Let's talk about the departments that have fewer employees. Human Relations has two employees along with Pam McDonald, the department head. This department is responsible for hiring, contracts, dealing with unions and employee organizations. They are in charge of all employee relations, Insurance and benefits. They have to understand and be prepared to deal with the state and federal laws regarding public employees. They advise the administration and the mayor and council on employee issues.
How about our Police Department and our Fire Department? Here are some interesting facts. Chief Wayne Longo manages the largest department in the city. His people are responsible for more than just law enforcement. They also manage all events such as the Fourth of July, Ironman, etc. Our police chief is not only managing his staff, but also budget, how much gas, how many hours in court requiring overtime, how to provide the best service encouraging his people in a very difficult job.

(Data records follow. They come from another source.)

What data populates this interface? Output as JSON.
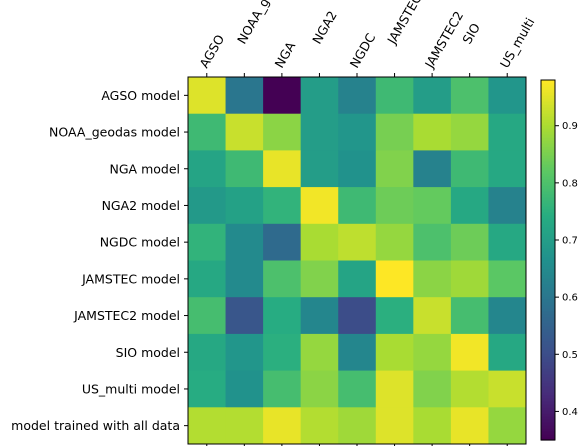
{
  "chart_data": {
    "type": "heatmap",
    "title": "",
    "xlabel": "",
    "ylabel": "",
    "x_categories": [
      "AGSO",
      "NOAA_geodas",
      "NGA",
      "NGA2",
      "NGDC",
      "JAMSTEC",
      "JAMSTEC2",
      "SIO",
      "US_multi"
    ],
    "y_categories": [
      "AGSO model",
      "NOAA_geodas model",
      "NGA model",
      "NGA2 model",
      "NGDC model",
      "JAMSTEC model",
      "JAMSTEC2 model",
      "SIO model",
      "US_multi model",
      "model trained with all data"
    ],
    "values": [
      [
        0.95,
        0.6,
        0.35,
        0.7,
        0.63,
        0.78,
        0.7,
        0.8,
        0.68
      ],
      [
        0.78,
        0.93,
        0.87,
        0.7,
        0.68,
        0.85,
        0.9,
        0.88,
        0.73
      ],
      [
        0.72,
        0.78,
        0.96,
        0.7,
        0.67,
        0.86,
        0.63,
        0.78,
        0.73
      ],
      [
        0.69,
        0.71,
        0.76,
        0.97,
        0.78,
        0.84,
        0.83,
        0.73,
        0.63
      ],
      [
        0.76,
        0.65,
        0.57,
        0.9,
        0.92,
        0.88,
        0.8,
        0.84,
        0.73
      ],
      [
        0.73,
        0.65,
        0.8,
        0.86,
        0.72,
        0.98,
        0.87,
        0.89,
        0.82
      ],
      [
        0.79,
        0.52,
        0.74,
        0.64,
        0.5,
        0.75,
        0.93,
        0.79,
        0.64
      ],
      [
        0.73,
        0.68,
        0.75,
        0.88,
        0.64,
        0.9,
        0.88,
        0.97,
        0.73
      ],
      [
        0.74,
        0.67,
        0.79,
        0.87,
        0.79,
        0.95,
        0.86,
        0.91,
        0.93
      ],
      [
        0.91,
        0.91,
        0.96,
        0.91,
        0.89,
        0.95,
        0.9,
        0.96,
        0.88
      ]
    ],
    "colormap": "viridis",
    "colorbar": {
      "min": 0.35,
      "max": 0.98,
      "ticks": [
        "0.4",
        "0.5",
        "0.6",
        "0.7",
        "0.8",
        "0.9"
      ]
    }
  }
}
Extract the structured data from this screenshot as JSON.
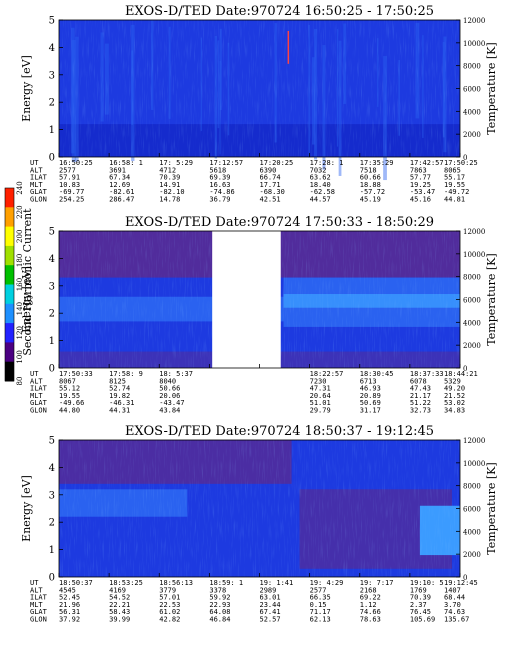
{
  "colors": {
    "plot_bg": "#1d3ae0",
    "band_dark": "#1428c8",
    "band_mid": "#2a62f0",
    "band_light": "#3b9bff",
    "purple": "#5b2a8f",
    "colorbar": [
      "#000000",
      "#4b0082",
      "#2222ff",
      "#1e90ff",
      "#00d0e0",
      "#00c000",
      "#a0e000",
      "#ffff00",
      "#ffa000",
      "#ff2000"
    ]
  },
  "colorbar": {
    "label": "Second Harmonic Current",
    "ticks": [
      "80",
      "100",
      "120",
      "140",
      "160",
      "180",
      "200",
      "220",
      "240"
    ]
  },
  "chart_data": [
    {
      "type": "heatmap",
      "title": "EXOS-D/TED   Date:970724   16:50:25 - 17:50:25",
      "ylabel": "Energy [eV]",
      "y2label": "Temperature [K]",
      "ylim": [
        0,
        5
      ],
      "y_ticks": [
        "0",
        "1",
        "2",
        "3",
        "4",
        "5"
      ],
      "y2lim": [
        0,
        12000
      ],
      "y2_ticks": [
        "0",
        "2000",
        "4000",
        "6000",
        "8000",
        "10000",
        "12000"
      ],
      "gaps": [],
      "ephemeris_labels": [
        "UT",
        "ALT",
        "ILAT",
        "MLT",
        "GLAT",
        "GLON"
      ],
      "ephemeris": [
        [
          "16:50:25",
          "2577",
          "57.91",
          "10.83",
          "-69.77",
          "254.25"
        ],
        [
          "16:58: 1",
          "3691",
          "67.34",
          "12.69",
          "-82.61",
          "286.47"
        ],
        [
          "17: 5:29",
          "4712",
          "70.39",
          "14.91",
          "-82.10",
          "14.78"
        ],
        [
          "17:12:57",
          "5618",
          "69.39",
          "16.63",
          "-74.86",
          "36.79"
        ],
        [
          "17:20:25",
          "6390",
          "66.74",
          "17.71",
          "-68.30",
          "42.51"
        ],
        [
          "17:28: 1",
          "7032",
          "63.62",
          "18.40",
          "-62.58",
          "44.57"
        ],
        [
          "17:35:29",
          "7518",
          "60.66",
          "18.88",
          "-57.72",
          "45.19"
        ],
        [
          "17:42:57",
          "7863",
          "57.77",
          "19.25",
          "-53.47",
          "45.16"
        ],
        [
          "17:50:25",
          "8065",
          "55.17",
          "19.55",
          "-49.72",
          "44.81"
        ]
      ]
    },
    {
      "type": "heatmap",
      "title": "EXOS-D/TED   Date:970724   17:50:33 - 18:50:29",
      "ylabel": "Energy [eV]",
      "y2label": "Temperature [K]",
      "ylim": [
        0,
        5
      ],
      "y_ticks": [
        "0",
        "1",
        "2",
        "3",
        "4",
        "5"
      ],
      "y2lim": [
        0,
        12000
      ],
      "y2_ticks": [
        "0",
        "2000",
        "4000",
        "6000",
        "8000",
        "10000",
        "12000"
      ],
      "gaps": [
        [
          0.382,
          0.553
        ]
      ],
      "ephemeris_labels": [
        "UT",
        "ALT",
        "ILAT",
        "MLT",
        "GLAT",
        "GLON"
      ],
      "ephemeris": [
        [
          "17:50:33",
          "8067",
          "55.12",
          "19.55",
          "-49.66",
          "44.80"
        ],
        [
          "17:58: 9",
          "8125",
          "52.74",
          "19.82",
          "-46.31",
          "44.31"
        ],
        [
          "18: 5:37",
          "8040",
          "50.66",
          "20.06",
          "-43.47",
          "43.84"
        ],
        [
          "",
          "",
          "",
          "",
          "",
          ""
        ],
        [
          "",
          "",
          "",
          "",
          "",
          ""
        ],
        [
          "18:22:57",
          "7230",
          "47.31",
          "20.64",
          "51.01",
          "29.79"
        ],
        [
          "18:30:45",
          "6713",
          "46.93",
          "20.89",
          "50.69",
          "31.17"
        ],
        [
          "18:37:33",
          "6078",
          "47.43",
          "21.17",
          "51.22",
          "32.73"
        ],
        [
          "18:44:21",
          "5329",
          "49.20",
          "21.52",
          "53.02",
          "34.83"
        ]
      ]
    },
    {
      "type": "heatmap",
      "title": "EXOS-D/TED   Date:970724   18:50:37 - 19:12:45",
      "ylabel": "Energy [eV]",
      "y2label": "Temperature [K]",
      "ylim": [
        0,
        5
      ],
      "y_ticks": [
        "0",
        "1",
        "2",
        "3",
        "4",
        "5"
      ],
      "y2lim": [
        0,
        12000
      ],
      "y2_ticks": [
        "0",
        "2000",
        "4000",
        "6000",
        "8000",
        "10000",
        "12000"
      ],
      "gaps": [],
      "ephemeris_labels": [
        "UT",
        "ALT",
        "ILAT",
        "MLT",
        "GLAT",
        "GLON"
      ],
      "ephemeris": [
        [
          "18:50:37",
          "4545",
          "52.45",
          "21.96",
          "56.31",
          "37.92"
        ],
        [
          "18:53:25",
          "4169",
          "54.52",
          "22.21",
          "58.43",
          "39.99"
        ],
        [
          "18:56:13",
          "3779",
          "57.01",
          "22.53",
          "61.02",
          "42.82"
        ],
        [
          "18:59: 1",
          "3378",
          "59.92",
          "22.93",
          "64.08",
          "46.84"
        ],
        [
          "19: 1:41",
          "2989",
          "63.01",
          "23.44",
          "67.41",
          "52.57"
        ],
        [
          "19: 4:29",
          "2577",
          "66.35",
          "0.15",
          "71.17",
          "62.13"
        ],
        [
          "19: 7:17",
          "2168",
          "69.22",
          "1.12",
          "74.66",
          "78.63"
        ],
        [
          "19:10: 5",
          "1769",
          "70.39",
          "2.37",
          "76.45",
          "105.69"
        ],
        [
          "19:12:45",
          "1407",
          "68.44",
          "3.70",
          "74.63",
          "135.67"
        ]
      ]
    }
  ]
}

Our fire chief, Kenny Gabriel, is managing the second largest department in the city. Fire trucks, fire boat, wildland fire management, EMS and on and on. You already know how challenging managing the budget is and what it entails, but Chief Gabriel's department is recognized as one of the top departments in the state. Our firemen are continually updating their training to provide you the best public safety available. When we recruit for fire department jobs, we get well over 100 applications, sometimes as high as 200; same for police. So what do we get when we hire? THE BEST OF THE BEST.
Just recently at a council meeting, a motion was made to deny a 2 percent cost of living increase and any merit increases in pay to department heads only. Just to clarify, the total of all the 2 percent increase amounted to less than $40,000. Only one department head was eligible for merit pay. The excuse for this was that it would help reduce property taxes. Frankly, I am not sure how this would impact your property taxes, but it certainly made our department heads feel less valued. The motion failed with a 4-2 vote.
People want to work for the City of Coeur d'Alene, we provide good jobs with opportunities to work your way up in your profession. The single most important reason for this is the management of the city, those CEOs, those administrators and department heads who answer to a Board of Director (Mayor and Council) and to you the taxpayers for everything they do. Most of them have worked their way up to their present positions, starting out at lower pay, just as those in the private world do. Some of them are retiring and we are really going to miss their skills and talents. And we will be hiring to replace them, but those new hires for the most part will start out at a lower wage. They have to work their way up too.
Am I proud of them and honored to work with them? You bet, and you should be too.
Deanna Goodlander is a Coeur d'Alene City Council member.